Title 18 U.S.C. § 3582(c)(2) provides for modification of imposed terms of imprisonment.6 The November 1, 1992 amendment to the Guidelines' acceptance of responsibility provision is not among those listed in subsection (d) of Guidelines § 1B1.10. Therefore, we conclude that Rodriguez is not entitled to the benefit of the November 1, 1992 amendment to Guidelines § 3E1.1.

CONCLUSION

22

Accordingly, we affirm the judgment and sentence of the district court.

1

Section 2B5.1 of the 1990 version of the Guidelines provides:

Offenses Involving Counterfeit Bearer Obligations of the United States

(a) Base Offense Level: 9

(b) Specific Offense Characteristics

(1) If the face value of the counterfeit items exceeded $2,000, increase by the corresponding number of levels from the table at § 2F1.1 (Fraud and Deceit).

(2) If the defendant manufactured or produced any counterfeit obligation or security of the United States, or possessed or had custody of or control over a counterfeiting device or materials used for counterfeiting, and the offense level as determined above is less than 15, increase to 15.

2

18 U.S.C. § 471 provides: "Whoever, with intent to defraud, falsely makes, forges, counterfeits, or alters any obligation or other security of the United States shall be fined not more than $5,000 or imprisoned not more than fifteen years, or both."

3

The Lamere Court cited a proposed but never adopted amendment to the Guidelines that would have directed the sentencing court not to count discarded defective currency, stating that the amendment's rejection "further evidence[s] an intention that the courts should appropriately consider less than perfectly completed counterfeit bills." 980 F.2d at 513 (citing proposed Application Note 4 to Guidelines § 2B5.1 which states: "For purposes of subsection (b)(1), do not count items that obviously were not intended for circulation (e.g. discarded defective items)." 54 Fed.Reg. 9,132 (1989))

4

At the time of Rodriguez's sentencing, Guidelines § 3E1.1 provided as follows:

Acceptance of Responsibility

(a) If the defendant clearly demonstrates a recognition and affirmative acceptance of personal responsibility for his criminal conduct, reduce the offense level by 2 levels.

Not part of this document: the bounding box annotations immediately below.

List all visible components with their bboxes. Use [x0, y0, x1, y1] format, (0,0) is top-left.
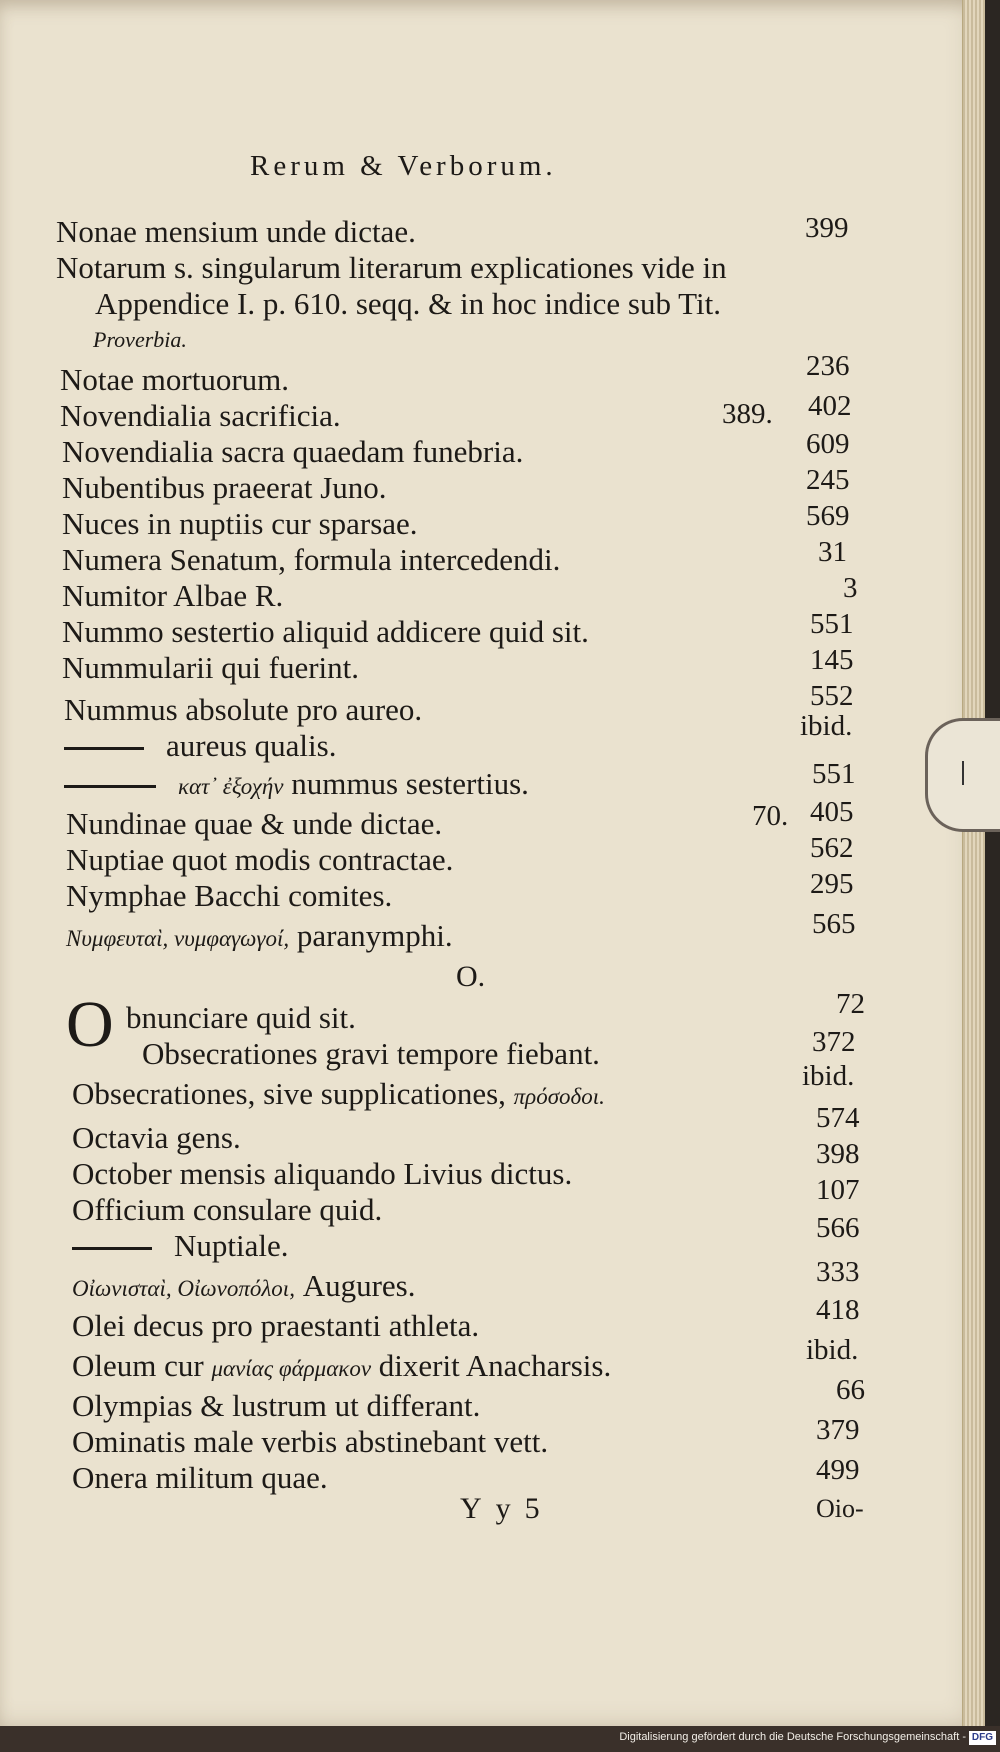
page-number: ibid. [800, 710, 853, 742]
index-entry: Nubentibus praeerat Juno. [62, 470, 387, 505]
index-entry: Novendialia sacrificia. [60, 398, 341, 433]
page-number: 499 [816, 1454, 860, 1486]
page-number: 295 [810, 868, 854, 900]
page-number: 398 [816, 1138, 860, 1170]
page-number: 552 [810, 680, 854, 712]
page-number: ibid. [806, 1334, 859, 1366]
page-number: 562 [810, 832, 854, 864]
index-entry: Numera Senatum, formula intercedendi. [62, 542, 561, 577]
running-head: Rerum & Verborum. [250, 150, 557, 182]
index-entry-continuation: Proverbia. [93, 327, 187, 352]
index-entry: October mensis aliquando Livius dictus. [72, 1156, 573, 1191]
page-number: 333 [816, 1256, 860, 1288]
ditto-dash [64, 785, 156, 788]
index-entry: κατ᾽ ἐξοχήν nummus sestertius. [64, 766, 529, 805]
ditto-dash [64, 747, 144, 750]
page-number: 379 [816, 1414, 860, 1446]
index-entry: Nummularii qui fuerint. [62, 650, 360, 685]
index-entry: Nymphae Bacchi comites. [66, 878, 393, 913]
index-entry: Nundinae quae & unde dictae. [66, 806, 443, 841]
index-entry: Novendialia sacra quaedam funebria. [62, 434, 524, 469]
bookmark-tab [925, 718, 1000, 832]
index-entry-continuation: Appendice I. p. 610. seqq. & in hoc indice sub Tit. [95, 286, 721, 321]
page-number: ibid. [802, 1060, 855, 1092]
index-entry: Obsecrationes gravi tempore fiebant. [142, 1036, 600, 1071]
index-entry: Nuptiae quot modis contractae. [66, 842, 454, 877]
digitization-credit: Digitalisierung gefördert durch die Deutsche Forschungsgemeinschaft - [619, 1731, 966, 1743]
drop-cap: O [66, 988, 114, 1061]
page-number: 236 [806, 350, 850, 382]
index-entry: Officium consulare quid. [72, 1192, 383, 1227]
page-number: 609 [806, 428, 850, 460]
page-number: 66 [836, 1374, 865, 1406]
index-entry: Ominatis male verbis abstinebant vett. [72, 1424, 549, 1459]
page-number: 565 [812, 908, 856, 940]
page-number: 418 [816, 1294, 860, 1326]
page-number: 551 [812, 758, 856, 790]
page-number: 245 [806, 464, 850, 496]
page-number: 372 [812, 1026, 856, 1058]
index-entry: Numitor Albae R. [62, 578, 284, 613]
page-number: 569 [806, 500, 850, 532]
page-number: 145 [810, 644, 854, 676]
page-number: 70. [752, 800, 789, 832]
page-number: 399 [805, 212, 849, 244]
index-entry: Notarum s. singularum literarum explicationes vide in [56, 250, 727, 285]
index-entry: Olei decus pro praestanti athleta. [72, 1308, 480, 1343]
ditto-dash [72, 1247, 152, 1250]
index-entry: Οἰωνισταὶ, Οἰωνοπόλοι, Augures. [72, 1268, 416, 1303]
signature-mark: Yy5 [460, 1492, 554, 1525]
index-entry: Olympias & lustrum ut differant. [72, 1388, 481, 1423]
index-entry: Nuces in nuptiis cur sparsae. [62, 506, 418, 541]
index-entry: Onera militum quae. [72, 1460, 328, 1495]
page-number: 551 [810, 608, 854, 640]
index-entry: Oleum cur μανίας φάρμακον dixerit Anacharsis. [72, 1348, 612, 1383]
index-entry: Nummus absolute pro aureo. [64, 692, 423, 727]
page-number: 31 [818, 536, 847, 568]
page-number: 566 [816, 1212, 860, 1244]
page-number: 402 [808, 390, 852, 422]
page-number: 3 [843, 572, 858, 604]
page-number: 107 [816, 1174, 860, 1206]
page-number: 72 [836, 988, 865, 1020]
index-entry: Nonae mensium unde dictae. [56, 214, 416, 249]
credit-bar [0, 1726, 1000, 1752]
index-entry: Νυμφευταὶ, νυμφαγωγοί, paranymphi. [66, 918, 453, 953]
index-entry: Nummo sestertio aliquid addicere quid sit. [62, 614, 589, 649]
dfg-logo: DFG [969, 1731, 996, 1745]
catchword: Oio- [816, 1494, 864, 1523]
index-entry: bnunciare quid sit. [126, 1000, 356, 1035]
section-letter: O. [456, 960, 486, 993]
index-entry: Obsecrationes, sive supplicationes, πρόσοδοι. [72, 1076, 605, 1111]
page-number: 405 [810, 796, 854, 828]
index-entry: Octavia gens. [72, 1120, 241, 1155]
index-entry: Nuptiale. [72, 1228, 289, 1264]
page-edge [962, 0, 985, 1726]
page-number: 389. [722, 398, 773, 430]
page-number: 574 [816, 1102, 860, 1134]
index-entry: Notae mortuorum. [60, 362, 290, 397]
index-entry: aureus qualis. [64, 728, 336, 764]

(b) A defendant may be given consideration under this section without regard to whether his conviction is based upon a guilty plea or a finding of guilt by the court or jury or the practical certainty of conviction at trial.

(c) A defendant who enters a guilty plea is not entitled to a sentencing reduction under this section as a matter of right.

5

Effective November 1, 1992, Guidelines § 3E1.1 provides:

Acceptance of Responsibility

(a) If the defendant clearly demonstrates acceptance of responsibility for his offense, decrease the offense level by 2 levels.

(b) If the defendant qualifies for a decrease under subsection (a), the offense level determined prior to the operation of subsection (a) is level 16 or greater, and the defendant has assisted authorities in the investigation or prosecution of his own misconduct by taking one or more of the following steps:

(1) timely providing complete information to the government concerning his own involvement in the offense; or

(2) timely notifying authorities of his intention to enter a plea of guilty, thereby permitting the government to avoid preparing for trial and permitting the court to allocate its resources efficiently,

decrease the offense level by 1 additional level.

6

18 U.S.C. § 3582 provides, in pertinent part:

Imposition of a sentence of imprisonment

....

(c) Modification of an imposed term of imprisonment.--The court may not modify a term of imprisonment once it has been imposed except that--

....

(2) in the case of a defendant who has been sentenced to a term of imprisonment based on a sentencing range that has subsequently been lowered by the Sentencing Commission pursuant to 28 U.S.C. 994(o), upon motion of the defendant or the Director of the Bureau of Prisons, or on its own motion, the court may reduce the term of imprisonment, after considering the factors set forth in section 3553(a) to the extent that they are applicable, if such a reduction is consistent with applicable policy statements issued by the Sentencing Commission.